Guinée – COVID-19 : Un Conseil scientifique en retard et désarmé

Guinée – COVID-19 : Un Conseil scientifique en retard et désarmé

Presque un mois après sa création le 10 avril 2020, le Conseil scientifique de riposte contre la COVID-19 en Guinée vient de livrer ses premiers constats et recommandations sur l’évolution et la gestion de la pandémie dans le pays. Cette implication – tardive ! – des autorités scientifiques guinéennes intervient à un moment où la propagation du coronavirus semble non maîtrisable. L’espoir était donc réel que du travail de nos experts découlent des orientations susceptibles de favoriser une meilleure gestion de la lutte contre la COVID-19 en Guinée. Mais voilà que ni le constat dressé par le Conseil scientifique ni les recommandations formulées ne sont de nature à déterminer un plan de riposte permettant d’aplatir la courbe de contamination.

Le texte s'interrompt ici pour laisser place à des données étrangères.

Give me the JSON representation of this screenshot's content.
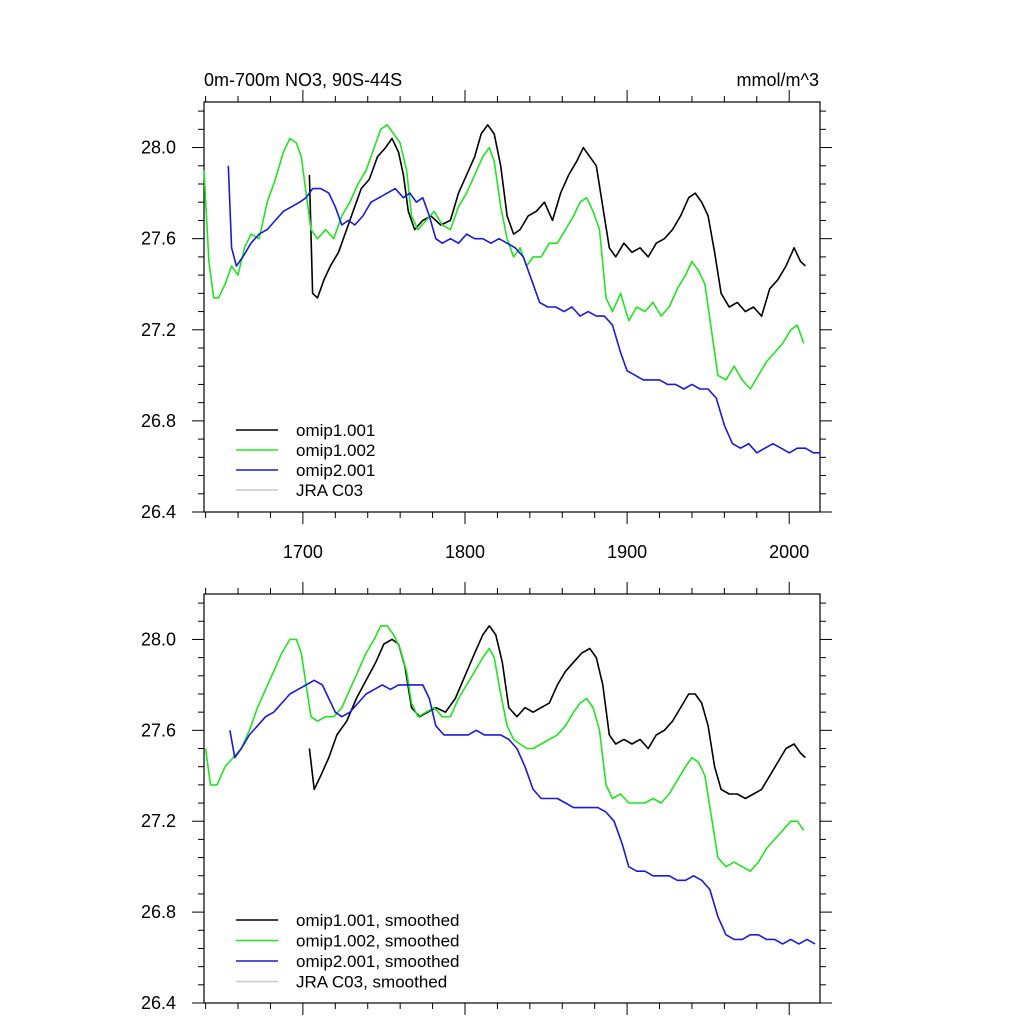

Ce qui étonne tout d’abord est qu’il n’y a rien dans les constats relevés que même le Guinéen moyen pouvait ignorer :  l’absence d’offre sanitaire, l’obsolescence du système de santé et le manque de civisme des individus sont des réalités connues de tout le monde. Et on ne voit pas en quoi rappeler ces maux, entretenus politiquement et socialement, servirait à lutter contre la propagation de la COVID-19. Est-ce peut-être un déficit d’expertise que de ressasser des données connues et, qui plus, sont normalisées par des comportements sociaux modelés par les pratiques de l’informel.  Quant aux recommandations formulées par le Conseil, il suffira de lire la presse guinéenne et certaines réflexions proposées par les citoyens guinéens à travers le monde pour se rendre compte du retard accusé par nos experts : rien qui n’a été déjà dit, et ce, depuis le début de la crise sanitaire en Guinée. En réalité, c’est l’impression d’une mise à jour que nous donnent les neuf recommandations faites par le Conseil scientifique de riposte contre la COVID-19 en Guinée. S’il n’y a pas de mal à prendre connaissance des mesures proposées ailleurs et donc à réactualiser la créativité des citoyens guinéens, cette tentative aurait gagné en valeur si seulement elle débouchait sur une refondation et une réorganisation générale du plan de riposte contre la lutte contre la COVID-19 en Guinée. Or, rien de nouveau sous les cieux des recommandations du Conseil scientifique.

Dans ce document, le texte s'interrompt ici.